The depths of the sea suddenly became lit. Down below vast forms came drifting like the mainsails of ships ablaze with phosphorescent light, drifting and turning over as they drifted like gargantuan leaves blown by the wind. The whiplike tails could be seen as streaks of flame. Glimpses of devilish faces and lambent eyes showed as they turned, the fins waving like frills of fire.

Then they were gone.

The Tylers showed little concern over the marvelous sight; allowing, however, that it was the biggest school of “bats” they had ever struck; but to Ratcliffe it was as though the sea had disclosed a peep of its true heart and real mystery.

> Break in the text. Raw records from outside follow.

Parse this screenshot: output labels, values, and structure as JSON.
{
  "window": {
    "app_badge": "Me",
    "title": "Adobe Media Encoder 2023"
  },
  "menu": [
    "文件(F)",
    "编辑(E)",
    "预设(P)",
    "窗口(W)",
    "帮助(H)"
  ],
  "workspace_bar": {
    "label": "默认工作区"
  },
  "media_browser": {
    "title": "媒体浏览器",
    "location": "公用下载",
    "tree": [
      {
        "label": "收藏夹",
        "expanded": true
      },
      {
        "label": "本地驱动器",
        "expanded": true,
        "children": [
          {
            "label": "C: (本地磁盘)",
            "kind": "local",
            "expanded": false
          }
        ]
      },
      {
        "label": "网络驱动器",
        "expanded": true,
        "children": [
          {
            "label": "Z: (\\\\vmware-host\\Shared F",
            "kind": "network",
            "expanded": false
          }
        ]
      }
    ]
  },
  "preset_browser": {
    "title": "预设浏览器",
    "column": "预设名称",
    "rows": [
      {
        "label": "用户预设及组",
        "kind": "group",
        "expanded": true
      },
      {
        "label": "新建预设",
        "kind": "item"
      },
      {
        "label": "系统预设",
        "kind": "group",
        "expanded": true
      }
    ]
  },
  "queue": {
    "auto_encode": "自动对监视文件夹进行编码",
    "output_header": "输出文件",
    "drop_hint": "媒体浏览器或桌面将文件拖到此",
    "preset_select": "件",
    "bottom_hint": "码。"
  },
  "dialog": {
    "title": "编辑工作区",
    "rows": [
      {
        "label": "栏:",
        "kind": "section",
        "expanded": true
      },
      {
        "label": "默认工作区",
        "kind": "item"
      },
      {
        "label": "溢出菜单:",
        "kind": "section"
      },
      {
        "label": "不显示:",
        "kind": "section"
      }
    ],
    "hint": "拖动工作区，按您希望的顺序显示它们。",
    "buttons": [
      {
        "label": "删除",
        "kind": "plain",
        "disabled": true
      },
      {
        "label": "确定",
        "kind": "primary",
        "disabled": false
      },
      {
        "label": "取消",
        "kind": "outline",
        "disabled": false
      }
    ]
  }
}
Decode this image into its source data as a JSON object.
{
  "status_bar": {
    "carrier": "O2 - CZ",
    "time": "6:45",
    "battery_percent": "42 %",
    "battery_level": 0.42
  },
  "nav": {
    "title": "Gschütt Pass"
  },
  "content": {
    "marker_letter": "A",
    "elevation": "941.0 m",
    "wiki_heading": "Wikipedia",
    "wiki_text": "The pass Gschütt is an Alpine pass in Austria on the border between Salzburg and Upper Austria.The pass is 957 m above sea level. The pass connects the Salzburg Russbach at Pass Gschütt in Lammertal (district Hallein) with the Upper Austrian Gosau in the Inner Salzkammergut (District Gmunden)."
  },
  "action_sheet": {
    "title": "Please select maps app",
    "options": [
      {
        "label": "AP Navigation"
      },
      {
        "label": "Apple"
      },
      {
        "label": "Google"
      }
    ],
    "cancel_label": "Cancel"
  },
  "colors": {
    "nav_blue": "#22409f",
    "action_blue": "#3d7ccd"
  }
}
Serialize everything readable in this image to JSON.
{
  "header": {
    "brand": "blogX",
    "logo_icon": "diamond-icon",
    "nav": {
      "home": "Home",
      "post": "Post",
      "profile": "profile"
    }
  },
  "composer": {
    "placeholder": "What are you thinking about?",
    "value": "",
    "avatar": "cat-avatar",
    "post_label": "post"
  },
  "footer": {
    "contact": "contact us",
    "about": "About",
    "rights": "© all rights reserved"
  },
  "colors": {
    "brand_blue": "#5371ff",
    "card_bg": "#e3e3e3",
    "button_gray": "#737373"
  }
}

Then they went to rest, and as he lay in Pap’s cabin, listening to the occasional trickle of the water against the planking and the groan of the rudder moved by the lilt of the swell, it seemed to him that daring in its everyday and cold-blooded form could not have carried a man much further than it had carried him. The sea bats had underscored the business as far as the mystery of the ocean and danger of cruising in such a small boat were concerned; the hardness of Pap’s bunk bedding told of comforts renounced; while the morals of the Tylers, though good enough no doubt, had, as disclosed in their conversation, a touch of the free lance and a threat of port authority troubles and differences of opinion with the customs. Absolute respect for the rights of man, partial respect for the rights of shipping companies and steamer lines, no respect at all for governments and customs,—that was an outline of the Tyler morality. What had made him renounce the Dryad for the Sarah? What, lying in his hard bunk, made him contented with the exchange? The love of adventure and the craving for something new contributed, no doubt, but the main reason he felt to be the Tylers,—Satan with his strange mentality and queer methods; Jude, unlike any other being he had ever met.

Then, as he lay considering all this, came muted voices from the “saloon.” Satan’s voice:

“Have you put the cotton between your teeth?”

Then Jude’s, drowsily:

“Naw—leave a body alone!”

“Get out o’ your hammock, you lazy dog, an’ fix your teeth or I’ll let you down by the head!”

Then Jude’s voice, dolorous and muffled, “Shut up or you’ll be wakin’ him! Cuss my teeth—cayn’t find the cotton! Wakin’ a body up like that! Tell you I’m lookin’ for it—got it—”

A long silence, during which Ratcliffe dropped off, to be awakened an hour later by the lamentations of Jude and the sounds of Satan prodding her out of a nightmare,—a gastric nightmare, in which it appeared to her troubled soul that she had to fry a sea bat, totum terres atque rotundum, in the small galley frying pan for breakfast.